The statue of Justice, standing astute on the cover of this issue, is the highest point of the Brown County Courthouse, at 10 feet 8 inches tall. She’s topped the clock tower since 1903. She holds a sword in her right hand next to her chest, symbolizing the power of reason and justice. She holds scales in her left hand, balancing the scales of truth and fairness. And she stands on what looks like a block, but apparently represents a book, The Book of Knowledge. Under this book one should see a serpent, making the statement that with knowledge one is able to destroy evil, but our statue’s elements have been oversimplified, losing this detail. According to the book, Brown County History (North Plains Press, 1980), our Lady Justice is made of copper.However, by the Midas touch she’s been turned to gold, or more likely, by the brave painter who restored her in 1953, when he climbed the tower to find Justice completely unattached from the base and “just resting there.” In 1988 the statue was painted for a second time to appear as she does today.

However, Cliff McQuillen (the publisher’s grandfather), saw some inconsistences between our statue and the description of Justice listed above. He took to his grave that our statue was not Justice at all but rather Lady Liberty. Cliff ’s protest showed merit upon closer examination. The statue’s sword appears to be the object of focus and the balance scales, which are always the featured element of any Lady Justice, are held loose and limp at the statue’s side. Our Justice diverts the onlooker’s gaze, but is not blindfolded or blind, as Justice is supposed to be. In addition, if Grandpa Cliff, as most of us, knew little of the history of Aberdeen’s Lady Justice, he might wonder why a statue made of copper (which is the color of a penny) gleams in a bright gold.

So we began to search for answers. Did the county actually receive its intended “Justice” statue, or did they end up with a one-size-fitsall statue altered to look like Justice with addons of a scale and sword? We looked through old courthouse documents dating as far back as the late 1800’s. We interviewed locals versed in Aberdeen history. We looked at historic brochures and pamphlets. What we were surprised to find is that no one knew a whole lot about a huge golden statue standing over 10 feet tall in the center of town. And so our quest continued. When looking through the 1903 County Commission Meeting minutes we found: The “Statue of Justice” ordered from W.H. Mullins Manufacturing in Salem, OH, and a four-digit number, “6875” for “$200”. A check number perhaps? An invoice number? An online image search brought up a page from a Mullins Statuary Catalogue, which included four-digit item numbers, assigned to each statue. Number 6875 must then be the item number for the Mullins factory-made Justice statue our county officials selected over 100 years ago. We contacted a historical society in Salem, OH for assistance.
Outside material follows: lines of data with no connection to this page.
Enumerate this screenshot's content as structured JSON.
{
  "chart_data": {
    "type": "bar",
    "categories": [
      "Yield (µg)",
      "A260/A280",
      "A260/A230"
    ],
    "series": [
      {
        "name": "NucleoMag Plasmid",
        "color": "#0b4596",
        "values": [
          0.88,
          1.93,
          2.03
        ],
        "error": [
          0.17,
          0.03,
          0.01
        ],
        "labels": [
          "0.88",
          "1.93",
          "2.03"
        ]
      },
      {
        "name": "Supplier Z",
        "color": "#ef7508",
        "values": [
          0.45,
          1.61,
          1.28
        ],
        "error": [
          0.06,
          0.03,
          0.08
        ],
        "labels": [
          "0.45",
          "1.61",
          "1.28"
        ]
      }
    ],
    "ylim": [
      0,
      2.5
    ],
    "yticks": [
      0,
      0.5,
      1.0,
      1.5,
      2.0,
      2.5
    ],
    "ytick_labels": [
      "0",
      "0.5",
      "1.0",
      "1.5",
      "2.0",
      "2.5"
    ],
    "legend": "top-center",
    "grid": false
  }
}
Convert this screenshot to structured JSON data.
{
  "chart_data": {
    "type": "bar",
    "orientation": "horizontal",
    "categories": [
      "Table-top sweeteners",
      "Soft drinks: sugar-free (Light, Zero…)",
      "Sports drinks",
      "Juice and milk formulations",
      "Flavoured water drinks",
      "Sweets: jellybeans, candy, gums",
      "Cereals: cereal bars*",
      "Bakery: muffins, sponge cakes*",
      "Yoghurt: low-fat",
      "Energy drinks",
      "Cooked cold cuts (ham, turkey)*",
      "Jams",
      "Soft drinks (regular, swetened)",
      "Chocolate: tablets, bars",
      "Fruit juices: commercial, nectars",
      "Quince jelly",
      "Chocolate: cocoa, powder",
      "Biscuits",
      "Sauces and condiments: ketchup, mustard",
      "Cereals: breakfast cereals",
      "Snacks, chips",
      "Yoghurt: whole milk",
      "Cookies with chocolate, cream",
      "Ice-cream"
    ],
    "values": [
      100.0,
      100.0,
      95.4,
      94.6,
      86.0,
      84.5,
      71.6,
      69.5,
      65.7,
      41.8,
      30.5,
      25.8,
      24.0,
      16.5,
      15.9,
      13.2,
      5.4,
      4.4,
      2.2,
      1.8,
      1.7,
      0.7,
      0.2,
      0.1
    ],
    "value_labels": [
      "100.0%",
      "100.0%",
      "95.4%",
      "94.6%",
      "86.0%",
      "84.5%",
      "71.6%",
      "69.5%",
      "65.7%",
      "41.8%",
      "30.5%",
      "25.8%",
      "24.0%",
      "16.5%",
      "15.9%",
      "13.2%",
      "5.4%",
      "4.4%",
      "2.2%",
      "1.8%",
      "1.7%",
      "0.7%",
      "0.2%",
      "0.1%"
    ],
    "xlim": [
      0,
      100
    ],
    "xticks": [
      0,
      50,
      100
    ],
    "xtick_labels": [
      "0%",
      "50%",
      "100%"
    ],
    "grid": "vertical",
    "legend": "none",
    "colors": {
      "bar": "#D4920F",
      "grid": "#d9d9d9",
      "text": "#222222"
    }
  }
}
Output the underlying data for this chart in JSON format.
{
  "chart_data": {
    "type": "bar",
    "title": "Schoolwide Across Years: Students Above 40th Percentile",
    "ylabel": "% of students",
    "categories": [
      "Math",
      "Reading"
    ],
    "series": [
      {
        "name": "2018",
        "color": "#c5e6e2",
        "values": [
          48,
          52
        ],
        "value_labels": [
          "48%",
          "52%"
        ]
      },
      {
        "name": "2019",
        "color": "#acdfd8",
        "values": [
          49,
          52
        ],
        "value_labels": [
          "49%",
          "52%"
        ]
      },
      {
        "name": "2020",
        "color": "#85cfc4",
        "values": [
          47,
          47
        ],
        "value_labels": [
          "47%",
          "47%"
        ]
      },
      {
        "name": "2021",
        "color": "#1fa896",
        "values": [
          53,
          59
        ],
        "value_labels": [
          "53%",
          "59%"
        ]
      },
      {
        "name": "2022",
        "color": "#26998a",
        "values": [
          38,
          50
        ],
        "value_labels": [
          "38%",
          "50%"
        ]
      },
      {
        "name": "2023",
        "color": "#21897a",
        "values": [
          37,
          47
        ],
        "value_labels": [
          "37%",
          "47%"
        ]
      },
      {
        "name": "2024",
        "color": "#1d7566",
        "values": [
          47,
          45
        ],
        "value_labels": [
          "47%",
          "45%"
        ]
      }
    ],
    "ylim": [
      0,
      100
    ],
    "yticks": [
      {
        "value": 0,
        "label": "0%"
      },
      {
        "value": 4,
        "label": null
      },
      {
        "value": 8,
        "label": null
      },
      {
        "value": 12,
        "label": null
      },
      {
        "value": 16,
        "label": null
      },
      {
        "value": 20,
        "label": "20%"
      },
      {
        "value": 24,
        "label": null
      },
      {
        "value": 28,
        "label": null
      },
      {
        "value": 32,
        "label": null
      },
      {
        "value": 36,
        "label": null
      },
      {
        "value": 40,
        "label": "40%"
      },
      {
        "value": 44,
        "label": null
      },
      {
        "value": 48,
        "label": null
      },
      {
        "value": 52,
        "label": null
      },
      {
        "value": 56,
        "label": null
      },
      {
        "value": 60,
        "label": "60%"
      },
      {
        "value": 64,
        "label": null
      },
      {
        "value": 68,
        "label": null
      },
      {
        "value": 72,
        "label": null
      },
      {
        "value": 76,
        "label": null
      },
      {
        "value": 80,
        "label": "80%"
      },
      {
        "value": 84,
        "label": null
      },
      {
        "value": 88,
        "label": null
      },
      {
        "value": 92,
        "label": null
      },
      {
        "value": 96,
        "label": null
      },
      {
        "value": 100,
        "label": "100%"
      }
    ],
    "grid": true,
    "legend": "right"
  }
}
Fortunately they had a vast collection of Mullins ephemera. They dusted of their 1900 Mullins statuary catalogue and found item number 6875, “Justice with Scales at Side,” an exact match. The mystery of Lady Justice’s origin had been solved! Yet with her crown of stars and perfect sight we still wonder, even though the catalogue says “Justice,” is it really her?

Through our exploration of Lady Justice we looked deeper into our surroundings, and we found not only an overlooked treasure but also a connection to our very roots. Like the golden Lady Justice, we have beautiful treasures all over this fine city, some hidden in plain sight. And so we encourage you to go forth, and seek out all the bounty this great town has to offer, to encourage you to love this city a little more, and to help you realize (if you don’t already) that life truly is good in Aberdeen.